Absolument. Quand on est femme et qu'on chante en Afrique, soit on a le soutien de tout un peuple, soit on ne l'a pas. Moi j'ai eu le soutien de ma famille, c'est la raison pour laquelle je suis là aujourd'hui. Quand on est une jeune fille en Afrique, à la limite travailler dans un bureau est acceptable mais la priorité, c'est être mère, mariée, bien mariée. Chanter… Ce n'est pas facile. La première fois que j'ai découvert la musique de Myriam Makeba je me suis dit : " Elle est africaine comme moi, elle y est arrivée, pourquoi pas moi ? ". Je continue aujourd'hui de chanter ses chansons. Il avait aussi Bela Below, la chanteuse togolaise qui est morte il y a 25 ans. Ces deux artistes ont joué un rôle déterminant dans ma décision inconsciente de devenir chanteuse.
Finalement vous êtes comme Myriam Makeba, une citoyenne du monde ?
C'est vrai. C'est éclatant et en même temps c'est effrayant parce qu'on se rend compte qu'il y a tellement d'incompréhension dans le monde, d'idées reçues, du Nord au Sud, que le travail ne doit pas être accompli par nous seuls, artistes.
Est-ce le rôle de la musique d'œuvrer dans ce sens ?
Oui, elle le fait mais on essaie toujours de la mettre dans des catégories. Les médias sont dans une logique commerciale. Dans les années 60/70, il y avait des mouvements qui allaient avec la musique. Aujourd'hui, c'est impossible, tout est canalisé, les radios ne passent que certains titres. C'est la drogue du peuple. Personne ne veut entendre ce qui sort de l'ordinaire. Quand ta musique est différente, tu ne passes pas sur les ondes. Heureusement qu'il y a les concerts et qu'il y a des gens qui refusent le lavage de cerveau, ceux qui vont dans les magasins, qui font l'effort de découvrir des choses qui ne sont pas dans les charts. Sinon les gens comme moi, nous n'existerions plus. C'est pour ça que je continue, pour ceux qui m'écoutent depuis longtemps, qui m'écrivent pour me dire qu'ils préfèrent tel disque à tel autre. Je préfère ça. Une relation se crée, qui n'a rien à voir avec des choses commerciales.
Je ne renie pas le succès commercial du tout mais il ne faut pas que ce soit quelque chose de téléguidé, un truc qui vous arrive dessus.
Cela vous ait déjà arrivé d'écrire un tube, n'est-ce pas ?
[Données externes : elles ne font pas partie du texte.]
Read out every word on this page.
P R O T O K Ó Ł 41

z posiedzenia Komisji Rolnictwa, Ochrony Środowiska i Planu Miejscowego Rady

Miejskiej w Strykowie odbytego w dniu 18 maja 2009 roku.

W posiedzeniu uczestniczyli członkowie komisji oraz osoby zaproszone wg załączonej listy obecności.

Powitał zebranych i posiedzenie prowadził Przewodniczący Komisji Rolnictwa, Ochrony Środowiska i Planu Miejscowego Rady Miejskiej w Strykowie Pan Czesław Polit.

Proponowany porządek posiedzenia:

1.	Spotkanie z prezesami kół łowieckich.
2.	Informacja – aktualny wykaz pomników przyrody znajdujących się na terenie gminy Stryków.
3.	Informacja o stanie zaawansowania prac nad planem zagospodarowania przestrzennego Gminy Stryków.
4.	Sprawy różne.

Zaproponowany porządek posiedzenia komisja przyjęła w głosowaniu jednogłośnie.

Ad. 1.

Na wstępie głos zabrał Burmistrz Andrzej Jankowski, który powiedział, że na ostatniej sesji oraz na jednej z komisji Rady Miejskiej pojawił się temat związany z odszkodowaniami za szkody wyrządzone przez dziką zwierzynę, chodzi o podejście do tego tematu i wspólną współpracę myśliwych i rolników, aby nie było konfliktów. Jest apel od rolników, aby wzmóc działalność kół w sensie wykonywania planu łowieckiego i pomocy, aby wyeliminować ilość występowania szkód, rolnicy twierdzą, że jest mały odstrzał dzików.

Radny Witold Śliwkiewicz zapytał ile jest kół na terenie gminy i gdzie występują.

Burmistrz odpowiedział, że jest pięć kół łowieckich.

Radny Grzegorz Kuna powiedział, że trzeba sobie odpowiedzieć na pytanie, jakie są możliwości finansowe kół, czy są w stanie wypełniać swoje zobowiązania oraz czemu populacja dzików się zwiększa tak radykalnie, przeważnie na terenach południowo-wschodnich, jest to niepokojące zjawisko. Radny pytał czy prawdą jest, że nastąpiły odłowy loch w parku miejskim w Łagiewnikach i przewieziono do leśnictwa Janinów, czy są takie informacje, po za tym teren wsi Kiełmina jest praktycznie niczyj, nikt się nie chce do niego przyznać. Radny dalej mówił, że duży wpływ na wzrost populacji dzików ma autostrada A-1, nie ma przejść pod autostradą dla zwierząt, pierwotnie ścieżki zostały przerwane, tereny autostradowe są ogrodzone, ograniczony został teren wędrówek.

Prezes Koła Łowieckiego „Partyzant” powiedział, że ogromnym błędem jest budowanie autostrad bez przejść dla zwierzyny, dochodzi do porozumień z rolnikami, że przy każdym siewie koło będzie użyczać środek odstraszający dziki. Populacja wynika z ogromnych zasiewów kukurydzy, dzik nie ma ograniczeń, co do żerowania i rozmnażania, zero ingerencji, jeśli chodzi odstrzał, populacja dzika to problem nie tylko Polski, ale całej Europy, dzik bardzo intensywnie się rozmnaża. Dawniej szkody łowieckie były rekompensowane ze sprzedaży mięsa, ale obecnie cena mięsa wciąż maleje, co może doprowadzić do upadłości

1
Pour "Agolo", j'étais heureuse. Je l'ai écrit en une journée en compagnie de copains. On s'est bien éclaté à le faire. Jamais je n'ai pensé que cela pourrait être un tube. Il n'y a pas de recette. Ça plaît ou ça ne plaît pas au public. Mais avant tout il faut que le résultat me plaise.
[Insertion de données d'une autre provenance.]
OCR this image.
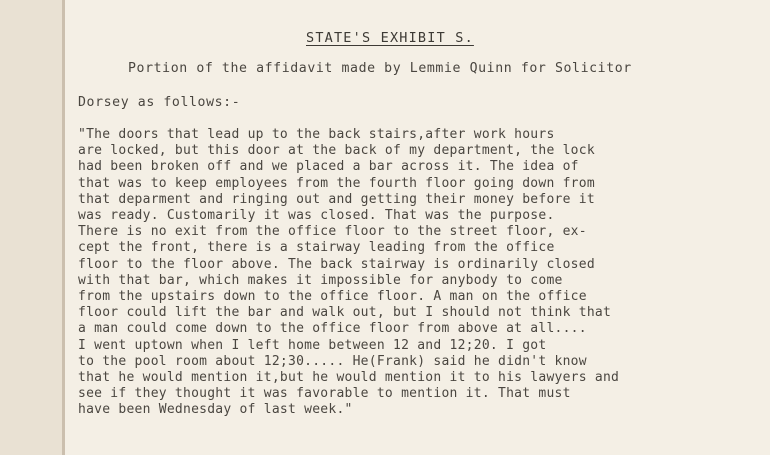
STATE'S EXHIBIT S.
Portion of the affidavit made by Lemmie Quinn for Solicitor
Dorsey as follows:-
"The doors that lead up to the back stairs,after work hours
are locked, but this door at the back of my department, the lock
had been broken off and we placed a bar across it. The idea of
that was to keep employees from the fourth floor going down from
that deparment and ringing out and getting their money before it
was ready. Customarily it was closed. That was the purpose.
There is no exit from the office floor to the street floor, ex-
cept the front, there is a stairway leading from the office
floor to the floor above. The back stairway is ordinarily closed
with that bar, which makes it impossible for anybody to come
from the upstairs down to the office floor. A man on the office
floor could lift the bar and walk out, but I should not think that
a man could come down to the office floor from above at all....
I went uptown when I left home between 12 and 12;20. I got
to the pool room about 12;30..... He(Frank) said he didn't know
that he would mention it,but he would mention it to his lawyers and
see if they thought it was favorable to mention it. That must
have been Wednesday of last week."
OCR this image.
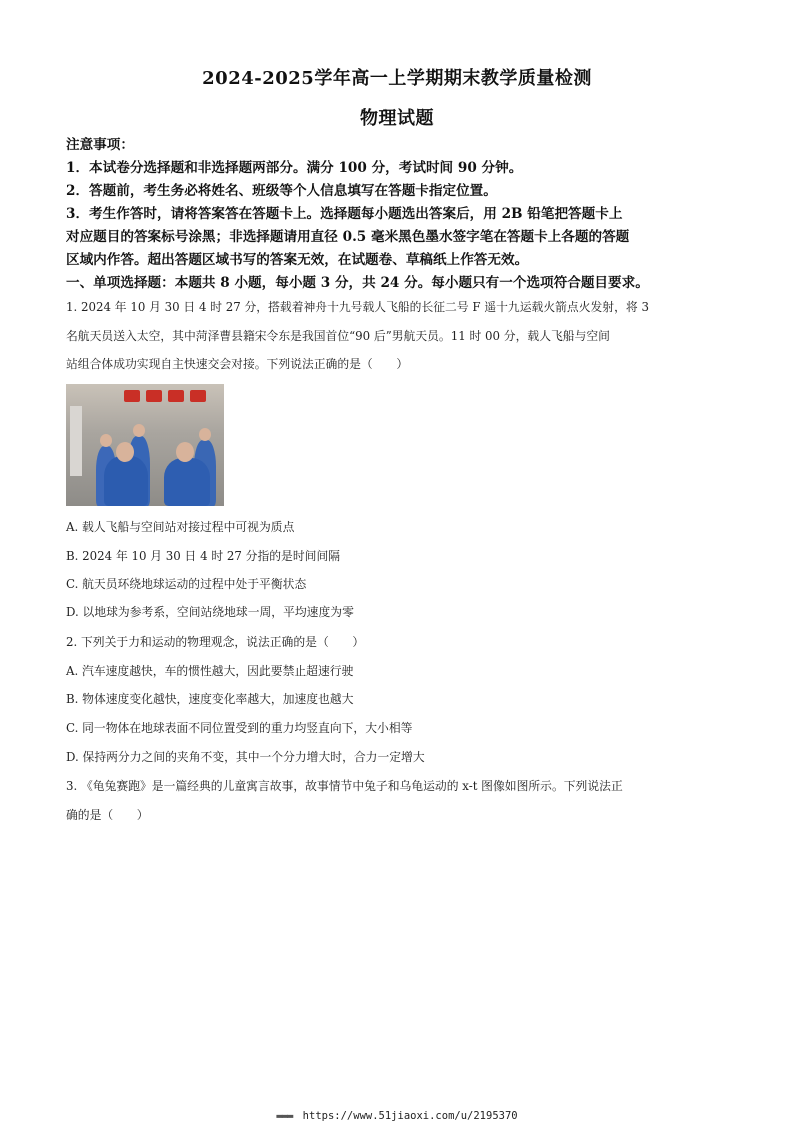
2024-2025学年高一上学期期末教学质量检测
物理试题
注意事项：
1．本试卷分选择题和非选择题两部分。满分 100 分，考试时间 90 分钟。
2．答题前，考生务必将姓名、班级等个人信息填写在答题卡指定位置。
3．考生作答时，请将答案答在答题卡上。选择题每小题选出答案后，用 2B 铅笔把答题卡上
对应题目的答案标号涂黑；非选择题请用直径 0.5 毫米黑色墨水签字笔在答题卡上各题的答题
区域内作答。超出答题区域书写的答案无效，在试题卷、草稿纸上作答无效。
一、单项选择题：本题共 8 小题，每小题 3 分，共 24 分。每小题只有一个选项符合题目要求。
1. 2024 年 10 月 30 日 4 时 27 分，搭载着神舟十九号载人飞船的长征二号 F 遥十九运载火箭点火发射，将 3
名航天员送入太空，其中菏泽曹县籍宋令东是我国首位“90 后”男航天员。11 时 00 分，载人飞船与空间
站组合体成功实现自主快速交会对接。下列说法正确的是（　　）
A. 载人飞船与空间站对接过程中可视为质点
B. 2024 年 10 月 30 日 4 时 27 分指的是时间间隔
C. 航天员环绕地球运动的过程中处于平衡状态
D. 以地球为参考系，空间站绕地球一周，平均速度为零
2. 下列关于力和运动的物理观念，说法正确的是（　　）
A. 汽车速度越快，车的惯性越大，因此要禁止超速行驶
B. 物体速度变化越快，速度变化率越大，加速度也越大
C. 同一物体在地球表面不同位置受到的重力均竖直向下，大小相等
D. 保持两分力之间的夹角不变，其中一个分力增大时，合力一定增大
3. 《龟兔赛跑》是一篇经典的儿童寓言故事，故事情节中兔子和乌龟运动的 x-t 图像如图所示。下列说法正
确的是（　　）
▬▬▬ https://www.51jiaoxi.com/u/2195370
Finalement, vous chantez en combien de langues ?
Sept. Maintenant je suis en train d'apprendre le portugais du Brésil. J'aime beaucoup. J'irai peut-être faire un tour dans ce pays. Après, j'attaque l'espagnol. Je veux parler autant de langues que je peux parce que je pars du principe qu'on ne se comprend pas assez. Beaucoup d'idées reçues circulent. C'est le racisme, la xénophobie. Les langues sont autant de barrières qu'il faut franchir. J'ai envie d'expliquer aux gens d'où je viens, dans leur langue.